There was something magical about being out on the water, away from reality. She could pretend things were different here, and as he moved around the galley, bending and stretching to reach cupboards, the desire to pretend grew stronger. She squeezed her hands together in her lap, fighting the overwhelming desire to touch his face, his shoulders, his chest, to feel the shape of his arms on the palms of her hands. She wondered what kissing him might feel like, whether his moustache would tickle her and whether she would search out his tongue like Martina had told her she should do one day.
‘Want to share this beer?’
They looked at the bottle Patrick had left on a shelf.
‘I don’t think I should,’ she said.
‘Why’s that?’
She didn’t answer.
‘I’m sorry to have put you in a difficult position. I know it was selfish of me to want you to come, but I thought you would enjoy it. And you have.’
She watched his hand splayed over his thigh and resisted the urge to place her own hand on top.
‘I’ve loved it,’ she whispered.
He opened the beer and took a swig.
She pulled the blanket more tightly around her, stood and walked to the doorway that led to the cabin, hoping he couldn’t hear her heart hammering inside her chest. ‘Right. Well, I’ll turn in for the night and leave you your space.’

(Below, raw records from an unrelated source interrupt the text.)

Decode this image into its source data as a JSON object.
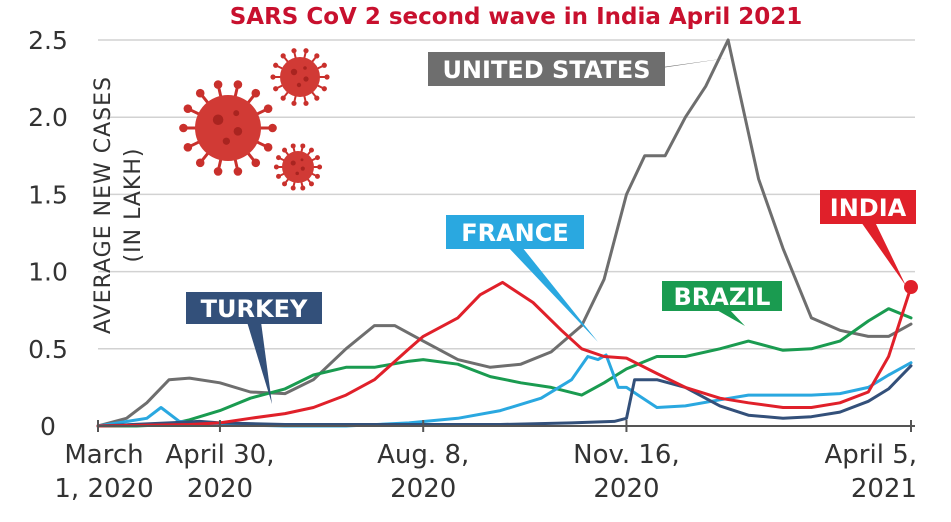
{
  "chart_data": {
    "type": "line",
    "title": "SARS CoV 2 second wave in India April 2021",
    "ylabel_line1": "AVERAGE NEW CASES",
    "ylabel_line2": "(IN LAKH)",
    "ylim": [
      0,
      2.5
    ],
    "y_ticks": [
      "0",
      "0.5",
      "1.0",
      "1.5",
      "2.0",
      "2.5"
    ],
    "x_ticks": [
      {
        "line1": "March",
        "line2": "1, 2020"
      },
      {
        "line1": "April 30,",
        "line2": "2020"
      },
      {
        "line1": "Aug. 8,",
        "line2": "2020"
      },
      {
        "line1": "Nov. 16,",
        "line2": "2020"
      },
      {
        "line1": "April 5,",
        "line2": "2021"
      }
    ],
    "x_dates": [
      "2020-03-01",
      "2020-04-30",
      "2020-08-08",
      "2020-11-16",
      "2021-04-05"
    ],
    "grid": true,
    "series": [
      {
        "name": "UNITED STATES",
        "color": "#6e6e6e",
        "x": [
          "2020-03-01",
          "2020-03-15",
          "2020-03-25",
          "2020-04-05",
          "2020-04-15",
          "2020-04-30",
          "2020-05-15",
          "2020-06-01",
          "2020-06-15",
          "2020-07-01",
          "2020-07-15",
          "2020-07-25",
          "2020-08-08",
          "2020-08-25",
          "2020-09-10",
          "2020-09-25",
          "2020-10-10",
          "2020-10-25",
          "2020-11-05",
          "2020-11-16",
          "2020-11-25",
          "2020-12-05",
          "2020-12-15",
          "2020-12-25",
          "2021-01-05",
          "2021-01-10",
          "2021-01-20",
          "2021-02-01",
          "2021-02-15",
          "2021-03-01",
          "2021-03-15",
          "2021-03-25",
          "2021-04-05"
        ],
        "y": [
          0.0,
          0.05,
          0.15,
          0.3,
          0.31,
          0.28,
          0.22,
          0.21,
          0.3,
          0.5,
          0.65,
          0.65,
          0.55,
          0.43,
          0.38,
          0.4,
          0.48,
          0.65,
          0.95,
          1.5,
          1.75,
          1.75,
          2.0,
          2.2,
          2.5,
          2.2,
          1.6,
          1.15,
          0.7,
          0.62,
          0.58,
          0.58,
          0.66
        ]
      },
      {
        "name": "INDIA",
        "color": "#e0202a",
        "x": [
          "2020-03-01",
          "2020-04-15",
          "2020-04-30",
          "2020-05-15",
          "2020-06-01",
          "2020-06-15",
          "2020-07-01",
          "2020-07-15",
          "2020-08-01",
          "2020-08-08",
          "2020-08-25",
          "2020-09-05",
          "2020-09-16",
          "2020-10-01",
          "2020-10-15",
          "2020-10-25",
          "2020-11-05",
          "2020-11-16",
          "2020-12-01",
          "2020-12-15",
          "2021-01-01",
          "2021-01-15",
          "2021-02-01",
          "2021-02-15",
          "2021-03-01",
          "2021-03-15",
          "2021-03-25",
          "2021-04-05"
        ],
        "y": [
          0.0,
          0.01,
          0.02,
          0.05,
          0.08,
          0.12,
          0.2,
          0.3,
          0.5,
          0.58,
          0.7,
          0.85,
          0.93,
          0.8,
          0.62,
          0.5,
          0.45,
          0.44,
          0.34,
          0.25,
          0.18,
          0.15,
          0.12,
          0.12,
          0.15,
          0.22,
          0.45,
          0.9
        ]
      },
      {
        "name": "BRAZIL",
        "color": "#1a9b50",
        "x": [
          "2020-03-01",
          "2020-03-20",
          "2020-04-05",
          "2020-04-15",
          "2020-04-30",
          "2020-05-15",
          "2020-06-01",
          "2020-06-15",
          "2020-07-01",
          "2020-07-15",
          "2020-08-01",
          "2020-08-08",
          "2020-08-25",
          "2020-09-10",
          "2020-09-25",
          "2020-10-10",
          "2020-10-25",
          "2020-11-05",
          "2020-11-16",
          "2020-12-01",
          "2020-12-15",
          "2021-01-01",
          "2021-01-15",
          "2021-02-01",
          "2021-02-15",
          "2021-03-01",
          "2021-03-15",
          "2021-03-25",
          "2021-04-05"
        ],
        "y": [
          0.0,
          0.0,
          0.01,
          0.04,
          0.1,
          0.18,
          0.24,
          0.33,
          0.38,
          0.38,
          0.42,
          0.43,
          0.4,
          0.32,
          0.28,
          0.25,
          0.2,
          0.28,
          0.37,
          0.45,
          0.45,
          0.5,
          0.55,
          0.49,
          0.5,
          0.55,
          0.68,
          0.76,
          0.7
        ]
      },
      {
        "name": "FRANCE",
        "color": "#2aa8e0",
        "x": [
          "2020-03-01",
          "2020-03-25",
          "2020-04-01",
          "2020-04-10",
          "2020-04-30",
          "2020-06-01",
          "2020-07-01",
          "2020-08-01",
          "2020-08-25",
          "2020-09-15",
          "2020-10-05",
          "2020-10-20",
          "2020-10-28",
          "2020-11-02",
          "2020-11-06",
          "2020-11-12",
          "2020-11-16",
          "2020-12-01",
          "2020-12-15",
          "2021-01-01",
          "2021-01-15",
          "2021-02-01",
          "2021-02-15",
          "2021-03-01",
          "2021-03-15",
          "2021-03-25",
          "2021-04-05"
        ],
        "y": [
          0.0,
          0.05,
          0.12,
          0.03,
          0.01,
          0.0,
          0.0,
          0.02,
          0.05,
          0.1,
          0.18,
          0.3,
          0.45,
          0.43,
          0.46,
          0.25,
          0.25,
          0.12,
          0.13,
          0.17,
          0.2,
          0.2,
          0.2,
          0.21,
          0.25,
          0.33,
          0.41
        ]
      },
      {
        "name": "TURKEY",
        "color": "#33507a",
        "x": [
          "2020-03-01",
          "2020-04-05",
          "2020-04-20",
          "2020-04-30",
          "2020-06-01",
          "2020-07-01",
          "2020-08-08",
          "2020-09-15",
          "2020-10-20",
          "2020-11-10",
          "2020-11-16",
          "2020-11-20",
          "2020-12-01",
          "2020-12-15",
          "2021-01-01",
          "2021-01-15",
          "2021-02-01",
          "2021-02-15",
          "2021-03-01",
          "2021-03-15",
          "2021-03-25",
          "2021-04-05"
        ],
        "y": [
          0.0,
          0.02,
          0.03,
          0.02,
          0.01,
          0.01,
          0.01,
          0.01,
          0.02,
          0.03,
          0.05,
          0.3,
          0.3,
          0.25,
          0.13,
          0.07,
          0.05,
          0.06,
          0.09,
          0.16,
          0.24,
          0.39
        ]
      }
    ],
    "labels": [
      {
        "series": "UNITED STATES",
        "text": "UNITED STATES"
      },
      {
        "series": "INDIA",
        "text": "INDIA"
      },
      {
        "series": "FRANCE",
        "text": "FRANCE"
      },
      {
        "series": "BRAZIL",
        "text": "BRAZIL"
      },
      {
        "series": "TURKEY",
        "text": "TURKEY"
      }
    ]
  }
}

‘Goodnight, Emma,’ Thomas said, and she looked back.
Her shoulders were burning again. ‘Could you do the cold-water thing one more time, please?’
She was shocked to find herself walking towards him and not away to the privacy of the cramped room in the bow of the boat.
Thomas obliged and she waited once more for the water to trickle down her arm. She shivered, but not from the cold, and stared into his eyes. His return gaze didn’t falter.
This was trouble and she’d caused it. She should turn around and walk away.
He lowered his head a little and paused. Instinct found her reaching round the back of his head to pull his face closer. She inhaled before his lips met her own. They were warm and when he pulled away, she kept her eyes closed in the hope it hadn’t simply been her imagination. He kissed her again.
She let him tilt her head back and gave in to the passion which surged through her. Her tongue knew what to do and as her body responded, she wasn’t sure whose moan of pleasure passed between them.
‘This is wrong of me, so very wrong. We should stop,’ he whispered into her ear.
‘But how can something so wrong, feel so right?’ She pulled him closer still.